Like living on the cusp of B.C. and A.D., chef Yia Vang's forthcoming restaurant, Vinai, straddles two different eras.

Before the pandemic, Vang raised nearly $100,000 through a Kickstarter campaign and was a week away from signing a lease that would take his Union Hmong Kitchen from a trailer outside Sociable Cider Werks to its eventual brick-and-mortar home.

"Then it became this moment of triage," he said, of March 16, when Gov. Tim Walz announced a temporary end to indoor dining to slow the spread of the coronavirus. Vang had to create a takeout program for a business that was intended to serve guests of a taproom that had suddenly gone dark. Opening a new sit-down restaurant was last on the list.

He wondered, would his dreams stay behind in the previous era?

He thought of his parents, the inspiration for the restaurant and his path as a chef.

"My mom and dad have faced a lot of adversity," Vang said. "My father would always say, 'You just have to work the problem."

Vang worked the problem. Now, Vinai is back on track with a projected opening in spring 2021. The restaurant will take over an ivy-covered 3,100-square-foot brick office building in northeast Minneapolis' Bottineau neighborhood (1717 NE. 2nd St.).

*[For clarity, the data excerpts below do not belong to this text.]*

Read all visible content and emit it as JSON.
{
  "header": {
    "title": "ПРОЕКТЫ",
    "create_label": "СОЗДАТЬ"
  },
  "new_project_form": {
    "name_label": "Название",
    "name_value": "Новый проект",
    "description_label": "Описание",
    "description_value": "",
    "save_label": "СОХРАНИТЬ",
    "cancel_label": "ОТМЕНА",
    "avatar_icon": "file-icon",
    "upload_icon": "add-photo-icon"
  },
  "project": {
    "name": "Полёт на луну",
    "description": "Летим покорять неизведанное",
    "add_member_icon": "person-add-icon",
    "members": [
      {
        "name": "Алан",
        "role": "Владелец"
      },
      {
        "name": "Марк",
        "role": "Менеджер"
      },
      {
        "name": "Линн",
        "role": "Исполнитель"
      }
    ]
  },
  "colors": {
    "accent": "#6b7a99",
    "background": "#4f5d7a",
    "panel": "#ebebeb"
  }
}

The location, partway between Ann Kim's Young Joni and Christina Nguyen's Hai Hai, puts Hmong cuisine at the center of a burgeoning "Asian row," Vang said with a laugh. "It's so amazing to be close to them," he said. "I feel like that annoying little brother that's like, 'I want to play too, can I come play?'"

Named for the refugee camp in Thailand where Vang, 36, was born, Vinai is a "love letter to my parents," Hmong immigrants who "taught me about grace, taught me about hope, and taught me to how to persevere," he said.

As Hmong refugees crossed the Mekong River to flee Communist rule in Laos, trucks on the Thailand side of the river would sweep the refugees up and take them to Ban Vinai camp. Vang grew up viewing the camp as a "beacon of hope" for his family and community.

The restaurant, it turned out, also became a beacon for Vang through the coronavirus pandemic.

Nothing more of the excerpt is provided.